Chaque année, un mouvement de personnels à l'intérieur d'un même corps conduisant à un changement d'emploi, de service et/ou de lieu d'affectation est organisé dans la fonction publique, suivant des règles qui sont différentes selon les administrations (avec ou sans tableaux de mutation). Les mutations qui tiennent parfois compte des demandes des agents et de leurs situations familiales sont généralement prononcées après avis de la commission administrative paritaire (CAP), dans l'ordre du tableau de mutation lorsqu'il en existe un et en fonction des nécessités du service. La mutation peut aussi être prononcée d'office dans l'intérêt du service mais elle ne doit pas revêtir le caractère de sanction disciplinaire déguisée. L'administration est tenue de rendre public la liste des postes vacants.

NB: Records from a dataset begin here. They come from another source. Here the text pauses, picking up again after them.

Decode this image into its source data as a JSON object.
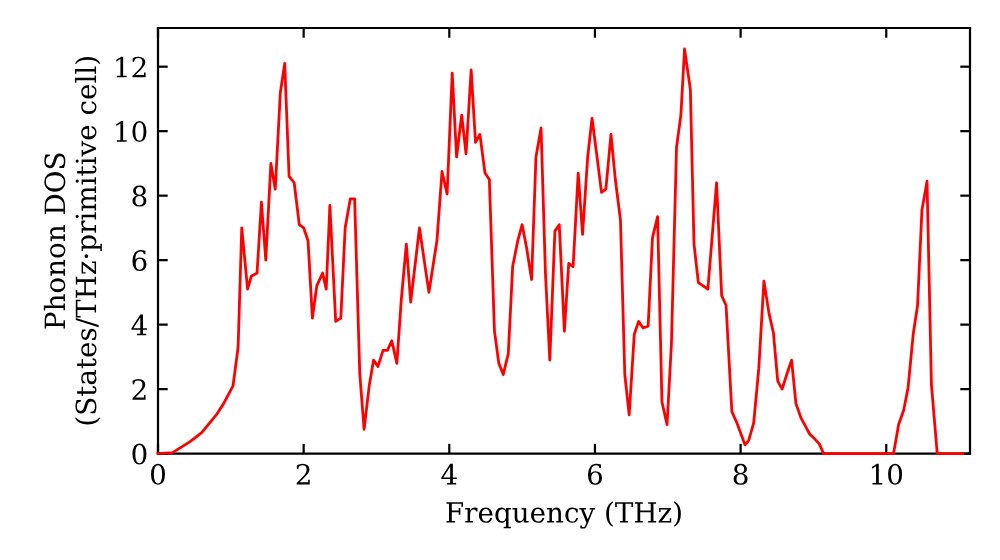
{
  "chart_data": {
    "type": "line",
    "xlabel": "Frequency (THz)",
    "ylabel": "Phonon DOS\n(States/THz·primitive cell)",
    "xlim": [
      0,
      11.15
    ],
    "ylim": [
      0,
      13.2
    ],
    "xticks": [
      0,
      2,
      4,
      6,
      8,
      10
    ],
    "yticks": [
      0,
      2,
      4,
      6,
      8,
      10,
      12
    ],
    "grid": false,
    "legend": false,
    "x": [
      0,
      0.2,
      0.44,
      0.6,
      0.8,
      0.9,
      1.03,
      1.1,
      1.15,
      1.23,
      1.28,
      1.36,
      1.42,
      1.48,
      1.55,
      1.61,
      1.68,
      1.74,
      1.8,
      1.87,
      1.94,
      2.0,
      2.06,
      2.12,
      2.18,
      2.26,
      2.31,
      2.36,
      2.44,
      2.51,
      2.57,
      2.64,
      2.7,
      2.77,
      2.83,
      2.9,
      2.96,
      3.02,
      3.09,
      3.15,
      3.21,
      3.28,
      3.34,
      3.41,
      3.47,
      3.59,
      3.72,
      3.83,
      3.9,
      3.97,
      4.04,
      4.1,
      4.17,
      4.23,
      4.3,
      4.36,
      4.42,
      4.49,
      4.55,
      4.62,
      4.68,
      4.74,
      4.81,
      4.87,
      4.94,
      5.0,
      5.06,
      5.13,
      5.19,
      5.26,
      5.32,
      5.38,
      5.45,
      5.51,
      5.58,
      5.64,
      5.7,
      5.77,
      5.83,
      5.9,
      5.96,
      6.02,
      6.09,
      6.15,
      6.22,
      6.28,
      6.35,
      6.41,
      6.47,
      6.54,
      6.6,
      6.66,
      6.73,
      6.79,
      6.86,
      6.92,
      6.99,
      7.05,
      7.12,
      7.18,
      7.23,
      7.31,
      7.36,
      7.42,
      7.55,
      7.67,
      7.74,
      7.8,
      7.88,
      7.95,
      8.06,
      8.11,
      8.18,
      8.25,
      8.32,
      8.39,
      8.45,
      8.51,
      8.57,
      8.64,
      8.7,
      8.76,
      8.83,
      8.89,
      8.95,
      9.02,
      9.08,
      9.14,
      10.1,
      10.17,
      10.24,
      10.3,
      10.37,
      10.43,
      10.49,
      10.56,
      10.62,
      10.7,
      11.05
    ],
    "series": [
      {
        "color": "#ff0000",
        "values": [
          0,
          0.03,
          0.37,
          0.65,
          1.2,
          1.55,
          2.1,
          3.3,
          7.0,
          5.1,
          5.5,
          5.6,
          7.8,
          6.0,
          9.0,
          8.2,
          11.2,
          12.1,
          8.6,
          8.4,
          7.1,
          7.0,
          6.6,
          4.2,
          5.2,
          5.6,
          5.1,
          7.7,
          4.1,
          4.2,
          7.0,
          7.9,
          7.9,
          2.5,
          0.75,
          2.1,
          2.9,
          2.7,
          3.2,
          3.2,
          3.5,
          2.8,
          4.75,
          6.5,
          4.7,
          7.0,
          5.0,
          6.6,
          8.75,
          8.05,
          11.8,
          9.2,
          10.5,
          9.3,
          11.9,
          9.65,
          9.9,
          8.7,
          8.5,
          3.8,
          2.8,
          2.45,
          3.1,
          5.8,
          6.6,
          7.1,
          6.4,
          5.4,
          9.2,
          10.1,
          5.6,
          2.9,
          6.9,
          7.1,
          3.8,
          5.9,
          5.8,
          8.7,
          6.8,
          9.2,
          10.4,
          9.35,
          8.1,
          8.2,
          9.9,
          8.5,
          7.25,
          2.45,
          1.2,
          3.7,
          4.1,
          3.9,
          3.95,
          6.7,
          7.35,
          1.6,
          0.9,
          3.4,
          9.5,
          10.5,
          12.55,
          11.3,
          6.5,
          5.3,
          5.1,
          8.4,
          4.9,
          4.6,
          1.3,
          0.95,
          0.27,
          0.4,
          0.95,
          2.65,
          5.35,
          4.35,
          3.75,
          2.25,
          2.0,
          2.5,
          2.9,
          1.55,
          1.1,
          0.85,
          0.6,
          0.45,
          0.3,
          0,
          0,
          0.9,
          1.35,
          2.05,
          3.7,
          4.6,
          7.55,
          8.45,
          2.15,
          0,
          0
        ]
      }
    ]
  }
}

Une promesse de mutation non tenue par un employeur public à l'égard d'un fonctionnaire est considérée par le juge administratif comme une faute qui engage la responsabilité de l'administration, même si l'agent public ne peut se prévaloir d'un quelconque droit à être affecté sur une destination particulière. De manière générale, en cas de promesse faite par un employeur public à un de ses agents, un manquement à cet engagement pourra être considéré par le juge administratif, en fonction des circonstances de l'espèce, comme une faute de service susceptible d'engager la responsabilité de l'employeur public.
Le juge des référés du Conseil d'Etat considère qu'en l'absence de circonstances particulières, la mutation prononcée dans l'intérêt du service d'un militaire officier supérieur, dont l'article L.4121-5 du code de la défense prévoit qu'il peut être appelé à servir en tout temps et en tout lieu, n'a pas de conséquences telles sur la situation ou les intérêts de l'agent qu'elle constitue une situation d'urgence. Ainsi, il résulte que la condition d'urgence ne peut être regardée comme remplie et que par suite, les conclusions à fin de suspension présentées par le requérant ne peuvent être accueillies.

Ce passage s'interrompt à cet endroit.